Siapa yang harus jadi pahlawan untuk mereka-mereka ini? Pangeran Diponegoro hanyalah nama. Wiji Tukul hilang rimbanya. Romo Mangun telah mangkat. Munir dibungkam dalam tetesan-tetesan racun arsenik. Siapa yang harus jadi pahlawan? Bertanyalah pada diri kita sendiri. Ataukah kita masih terus membiarkan penderitaan sejak zaman Diponegoro berkecambah hingga zaman ini saat kita selalu ber-handphone ria? Di setiap daerah kita, ada pahlawan daerah. Ada Raja Sonbay di Timor. Teka Iku di Sikka. Marilonga di Ende. Motang Rua di Manggarai. Nipado di Ngada-Nagekeo. Mengapa pemerintah dan aparat kita tidak menjejaki nilai-nilai luhur para pahlawan itu? Apakah mereka lupa dan kita juga diserang penyakit lupa?
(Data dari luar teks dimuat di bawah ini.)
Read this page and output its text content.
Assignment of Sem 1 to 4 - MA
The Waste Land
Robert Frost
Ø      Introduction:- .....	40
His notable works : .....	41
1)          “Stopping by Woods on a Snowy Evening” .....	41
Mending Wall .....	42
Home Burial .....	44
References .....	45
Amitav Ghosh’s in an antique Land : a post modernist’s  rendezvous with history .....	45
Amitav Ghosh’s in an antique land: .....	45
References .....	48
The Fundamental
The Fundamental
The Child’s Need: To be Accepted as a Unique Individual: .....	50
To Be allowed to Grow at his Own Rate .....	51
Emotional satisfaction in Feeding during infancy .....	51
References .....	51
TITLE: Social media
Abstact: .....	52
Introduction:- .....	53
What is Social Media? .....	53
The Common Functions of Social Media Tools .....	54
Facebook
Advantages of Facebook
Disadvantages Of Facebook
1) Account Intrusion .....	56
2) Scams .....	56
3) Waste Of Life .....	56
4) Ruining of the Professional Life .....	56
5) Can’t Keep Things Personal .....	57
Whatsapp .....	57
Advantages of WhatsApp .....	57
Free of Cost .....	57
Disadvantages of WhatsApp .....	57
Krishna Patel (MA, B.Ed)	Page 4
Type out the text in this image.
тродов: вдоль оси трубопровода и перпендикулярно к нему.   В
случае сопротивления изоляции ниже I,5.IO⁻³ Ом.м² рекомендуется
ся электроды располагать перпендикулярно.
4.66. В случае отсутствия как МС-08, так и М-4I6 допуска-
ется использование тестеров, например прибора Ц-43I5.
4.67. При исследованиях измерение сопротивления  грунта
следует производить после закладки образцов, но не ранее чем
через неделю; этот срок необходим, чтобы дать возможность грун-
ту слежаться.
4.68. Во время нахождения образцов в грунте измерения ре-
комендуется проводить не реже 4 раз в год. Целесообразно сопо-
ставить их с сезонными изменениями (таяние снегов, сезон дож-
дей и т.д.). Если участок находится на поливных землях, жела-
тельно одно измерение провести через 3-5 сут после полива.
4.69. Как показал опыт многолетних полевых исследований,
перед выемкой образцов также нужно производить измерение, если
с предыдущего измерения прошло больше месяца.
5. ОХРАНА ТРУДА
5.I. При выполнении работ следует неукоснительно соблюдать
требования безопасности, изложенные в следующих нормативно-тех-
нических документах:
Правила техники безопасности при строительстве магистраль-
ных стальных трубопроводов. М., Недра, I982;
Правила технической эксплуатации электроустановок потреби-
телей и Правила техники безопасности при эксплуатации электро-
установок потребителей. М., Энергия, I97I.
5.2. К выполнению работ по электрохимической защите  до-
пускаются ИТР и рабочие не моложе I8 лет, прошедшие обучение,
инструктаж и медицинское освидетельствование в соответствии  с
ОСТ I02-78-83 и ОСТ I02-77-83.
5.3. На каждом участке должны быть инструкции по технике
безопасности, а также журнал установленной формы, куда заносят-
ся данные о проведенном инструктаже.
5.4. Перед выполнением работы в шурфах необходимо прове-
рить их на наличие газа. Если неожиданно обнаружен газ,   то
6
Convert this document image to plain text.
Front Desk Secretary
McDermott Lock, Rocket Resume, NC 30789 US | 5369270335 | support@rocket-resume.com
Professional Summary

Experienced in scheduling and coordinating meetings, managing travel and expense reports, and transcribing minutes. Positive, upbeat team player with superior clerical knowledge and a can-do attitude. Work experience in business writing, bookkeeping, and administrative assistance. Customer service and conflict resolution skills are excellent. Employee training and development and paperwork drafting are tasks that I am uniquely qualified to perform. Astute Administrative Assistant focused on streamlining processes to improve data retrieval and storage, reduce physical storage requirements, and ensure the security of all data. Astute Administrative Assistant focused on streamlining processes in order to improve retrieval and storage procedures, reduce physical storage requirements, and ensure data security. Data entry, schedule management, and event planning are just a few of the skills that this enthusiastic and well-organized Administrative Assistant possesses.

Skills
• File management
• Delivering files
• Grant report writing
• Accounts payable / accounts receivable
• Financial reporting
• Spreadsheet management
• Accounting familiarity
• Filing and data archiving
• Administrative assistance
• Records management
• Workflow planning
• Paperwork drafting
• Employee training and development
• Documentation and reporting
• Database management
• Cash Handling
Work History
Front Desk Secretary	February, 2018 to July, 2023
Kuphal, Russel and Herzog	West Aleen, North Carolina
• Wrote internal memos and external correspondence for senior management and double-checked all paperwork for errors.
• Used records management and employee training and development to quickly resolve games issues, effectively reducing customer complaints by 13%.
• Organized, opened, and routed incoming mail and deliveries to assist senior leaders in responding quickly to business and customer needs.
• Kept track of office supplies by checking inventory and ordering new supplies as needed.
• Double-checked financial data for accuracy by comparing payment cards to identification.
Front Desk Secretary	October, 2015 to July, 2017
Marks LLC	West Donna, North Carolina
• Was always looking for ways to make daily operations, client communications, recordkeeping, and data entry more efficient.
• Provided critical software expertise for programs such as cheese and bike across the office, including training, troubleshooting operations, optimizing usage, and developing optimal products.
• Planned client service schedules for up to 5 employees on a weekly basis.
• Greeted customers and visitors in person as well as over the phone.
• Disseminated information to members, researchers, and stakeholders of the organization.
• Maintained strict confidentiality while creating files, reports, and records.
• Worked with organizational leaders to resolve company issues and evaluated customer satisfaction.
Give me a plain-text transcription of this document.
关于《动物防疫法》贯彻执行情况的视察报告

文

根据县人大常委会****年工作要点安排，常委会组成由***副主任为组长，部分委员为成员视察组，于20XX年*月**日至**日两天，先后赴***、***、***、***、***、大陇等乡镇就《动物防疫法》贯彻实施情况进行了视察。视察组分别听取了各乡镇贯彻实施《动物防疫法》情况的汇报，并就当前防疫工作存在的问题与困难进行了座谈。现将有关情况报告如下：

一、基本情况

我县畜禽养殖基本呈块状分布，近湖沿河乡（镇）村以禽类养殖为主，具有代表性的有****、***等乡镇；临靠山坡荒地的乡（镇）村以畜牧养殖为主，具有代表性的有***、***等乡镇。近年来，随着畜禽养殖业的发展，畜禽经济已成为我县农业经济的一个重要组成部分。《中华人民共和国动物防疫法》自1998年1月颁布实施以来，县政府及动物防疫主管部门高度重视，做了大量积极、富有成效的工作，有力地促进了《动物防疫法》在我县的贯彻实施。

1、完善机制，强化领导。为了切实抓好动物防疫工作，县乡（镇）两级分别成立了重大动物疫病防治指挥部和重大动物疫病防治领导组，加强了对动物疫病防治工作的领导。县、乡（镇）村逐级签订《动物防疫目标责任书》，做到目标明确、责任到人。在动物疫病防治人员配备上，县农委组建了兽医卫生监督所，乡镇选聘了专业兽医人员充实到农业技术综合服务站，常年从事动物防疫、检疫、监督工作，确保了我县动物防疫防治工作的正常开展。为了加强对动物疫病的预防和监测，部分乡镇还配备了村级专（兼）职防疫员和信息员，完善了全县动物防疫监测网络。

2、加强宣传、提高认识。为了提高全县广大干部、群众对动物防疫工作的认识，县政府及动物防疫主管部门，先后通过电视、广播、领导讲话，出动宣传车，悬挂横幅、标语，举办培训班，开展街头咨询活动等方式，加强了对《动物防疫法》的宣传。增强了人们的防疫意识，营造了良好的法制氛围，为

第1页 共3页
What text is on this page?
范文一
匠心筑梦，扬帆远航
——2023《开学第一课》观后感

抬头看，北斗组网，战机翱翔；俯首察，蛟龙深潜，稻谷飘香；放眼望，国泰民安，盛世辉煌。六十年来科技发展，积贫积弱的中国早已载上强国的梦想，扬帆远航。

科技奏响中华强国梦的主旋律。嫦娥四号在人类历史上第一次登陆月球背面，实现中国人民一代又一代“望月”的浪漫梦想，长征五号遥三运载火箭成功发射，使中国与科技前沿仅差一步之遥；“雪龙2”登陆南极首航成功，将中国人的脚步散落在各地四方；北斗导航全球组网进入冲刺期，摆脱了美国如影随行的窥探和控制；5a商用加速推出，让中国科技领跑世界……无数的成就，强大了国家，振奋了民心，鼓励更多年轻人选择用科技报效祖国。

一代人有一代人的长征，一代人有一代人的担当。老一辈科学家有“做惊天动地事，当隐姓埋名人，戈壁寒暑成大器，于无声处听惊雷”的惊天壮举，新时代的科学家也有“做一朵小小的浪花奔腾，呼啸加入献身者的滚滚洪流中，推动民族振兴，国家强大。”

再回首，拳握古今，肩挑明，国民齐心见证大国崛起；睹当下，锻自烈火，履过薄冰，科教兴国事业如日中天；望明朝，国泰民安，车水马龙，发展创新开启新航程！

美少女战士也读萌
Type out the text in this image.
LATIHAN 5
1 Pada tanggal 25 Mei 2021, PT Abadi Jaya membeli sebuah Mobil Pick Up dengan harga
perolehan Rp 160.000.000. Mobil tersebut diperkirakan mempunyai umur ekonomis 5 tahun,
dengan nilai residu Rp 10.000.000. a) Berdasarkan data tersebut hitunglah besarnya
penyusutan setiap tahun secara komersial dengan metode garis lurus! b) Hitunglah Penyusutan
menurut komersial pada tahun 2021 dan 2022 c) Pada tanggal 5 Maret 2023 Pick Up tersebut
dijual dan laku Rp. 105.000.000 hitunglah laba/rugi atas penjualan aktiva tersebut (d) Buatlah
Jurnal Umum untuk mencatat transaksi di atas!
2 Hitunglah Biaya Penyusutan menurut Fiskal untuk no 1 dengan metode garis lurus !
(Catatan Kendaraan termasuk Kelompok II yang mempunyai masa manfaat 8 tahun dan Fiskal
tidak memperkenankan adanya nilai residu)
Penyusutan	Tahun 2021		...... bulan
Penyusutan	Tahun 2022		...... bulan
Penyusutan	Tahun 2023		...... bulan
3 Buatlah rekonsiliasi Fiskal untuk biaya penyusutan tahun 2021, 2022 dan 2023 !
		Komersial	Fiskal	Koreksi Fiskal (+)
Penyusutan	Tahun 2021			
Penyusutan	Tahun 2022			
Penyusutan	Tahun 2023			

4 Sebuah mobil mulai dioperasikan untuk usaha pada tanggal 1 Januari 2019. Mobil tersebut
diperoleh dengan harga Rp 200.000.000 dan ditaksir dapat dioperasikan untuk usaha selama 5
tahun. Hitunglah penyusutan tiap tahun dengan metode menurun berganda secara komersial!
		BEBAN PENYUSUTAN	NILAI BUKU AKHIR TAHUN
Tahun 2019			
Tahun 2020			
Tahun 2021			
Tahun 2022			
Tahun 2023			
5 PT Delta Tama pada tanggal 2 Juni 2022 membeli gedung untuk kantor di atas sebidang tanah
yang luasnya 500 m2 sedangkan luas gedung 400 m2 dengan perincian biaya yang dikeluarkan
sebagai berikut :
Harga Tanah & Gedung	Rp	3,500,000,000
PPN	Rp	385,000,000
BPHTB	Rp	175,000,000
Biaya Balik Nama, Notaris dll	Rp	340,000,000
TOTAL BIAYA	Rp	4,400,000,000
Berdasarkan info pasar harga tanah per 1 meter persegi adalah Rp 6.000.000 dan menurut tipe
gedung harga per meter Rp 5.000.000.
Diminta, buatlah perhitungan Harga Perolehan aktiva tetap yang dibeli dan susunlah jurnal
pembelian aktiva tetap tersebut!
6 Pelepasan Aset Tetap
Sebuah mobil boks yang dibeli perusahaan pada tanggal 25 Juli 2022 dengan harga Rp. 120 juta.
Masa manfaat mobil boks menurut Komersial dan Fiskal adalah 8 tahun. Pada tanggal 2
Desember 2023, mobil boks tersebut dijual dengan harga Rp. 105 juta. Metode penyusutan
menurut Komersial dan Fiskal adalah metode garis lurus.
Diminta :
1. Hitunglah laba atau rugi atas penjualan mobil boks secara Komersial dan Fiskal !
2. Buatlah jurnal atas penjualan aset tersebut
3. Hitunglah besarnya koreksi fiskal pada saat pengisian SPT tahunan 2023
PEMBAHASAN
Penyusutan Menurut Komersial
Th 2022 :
Lantas, apa makna mentahtakan figur-figur pahlawan itu di tengah wajah kota kita? Jika cuma penyaluran hasrat estetis, itu belumlah cukup.
Yukio Mishima (1925-1970) menulis begini: ”If we value so highly the dignity of life, how can we not also value the dignity of death? No death may be called futile.” Apresiasi yang kita berikan pada kehidupan seharusnya berlaku sama pada kematian, karena kematian selalu membawa makna dan bukan hal yang sia-sia. Kematian para pahlawan yang wajah mereka hanya dapat kita saksikan dalam patung-patung dan tugu peringatan atau dalam film-film dokumenter bukanlah kematian yang sia-sia. Kematian mereka adalah tanda bahwa ingatan mesti tetap terjaga. Tidak boleh takluk pada kelupaan dan penderitaan. Kematian mereka mesti seperti biji gandum yang jatuh ke tanah, mati dan kemudian tumbuh menghasilkan banyak buah. Kematian mereka sebagai pahlawan mesti memberi ruang bagi kita untuk lahir dan bertumbuh sebagai pahlawan sini kini.
Kita yang hidup di zaman ini dengan berbagai kompleksitas hidup kita mempunyai tugas yang sama yakni melawan lupa, mendobrak aksi mematikan ingatan dan terus melestarikan kultur ingatan khususnya ingatan pada penderitaan itu sendiri. Sekiranya kesenian yang menghadirkan pahlawan dan nilai-nilai kepahlawanan tidak menenggelamkan kita dalam kenikmatan estetis semata, tetapi selalu menyadarkan kita bahwa ada pesan penderitaan yang diwartakan, yang harus kita berantas saat ini.